Un retrait aux conséquences immédiates
Après que les autorités américaines ont interdit la commercialisation des nouveaux véhicules électriques de Polestar sur le territoire, le constructeur sino-suédois a pris la décision de cesser complètement ses activités aux États-Unis. Ce retrait brutal plonge les concessionnaires et les propriétaires de la marque dans une situation délicate. Selon plusieurs témoignages, les clients se retrouvent désormais sans possibilité de faire réparer leurs véhicules sous garantie, ni d’honorer les contrats de location en cours.
Propriétaires « laissés pour compte »
Des conducteurs américains ayant acheté ou loué une Polestar ces dernières années expriment leur colère et leur inquiétude. « Nous avons investi dans une voiture que nous pensions fiable et soutenue à long terme, et aujourd’hui nous sommes abandonnés », déclare un propriétaire interrogé. Les ateliers agréés ferment les uns après les autres, faute de pièces détachées et de mise à jour logicielles. Certains concessionnaires, qui avaient déjà commandé des stocks, dénoncent des pertes financières importantes et l’impossibilité de rembourser les acomptes versés par les clients.

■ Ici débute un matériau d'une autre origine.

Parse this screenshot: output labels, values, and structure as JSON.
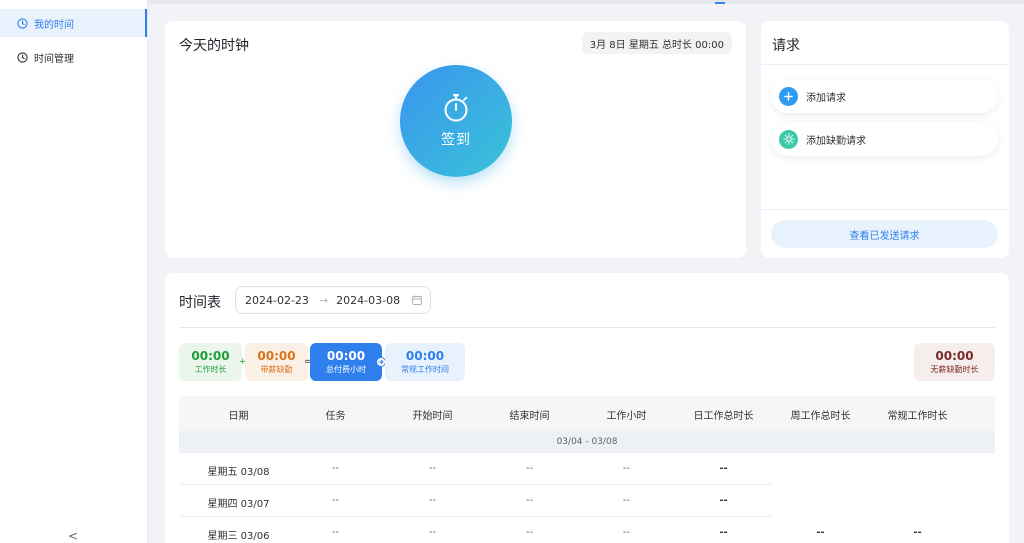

Des questions juridiques en suspens
L’interdiction fédérale, prononcée en juin dernier pour des motifs liés aux origines chinoises de la coentreprise, visait les modèles Polestar 3 et Polestar 4. Polestar avait alors contesté la décision, mais sans succès. En réaction, la direction a choisi de se retirer du marché américain, invoquant l’impossibilité d’assurer un service après-vente viable. Les experts juridiques estiment que des recours collectifs pourraient être engagés par les clients lésés, notamment sur le fondement des clauses de garantie et de la protection des consommateurs.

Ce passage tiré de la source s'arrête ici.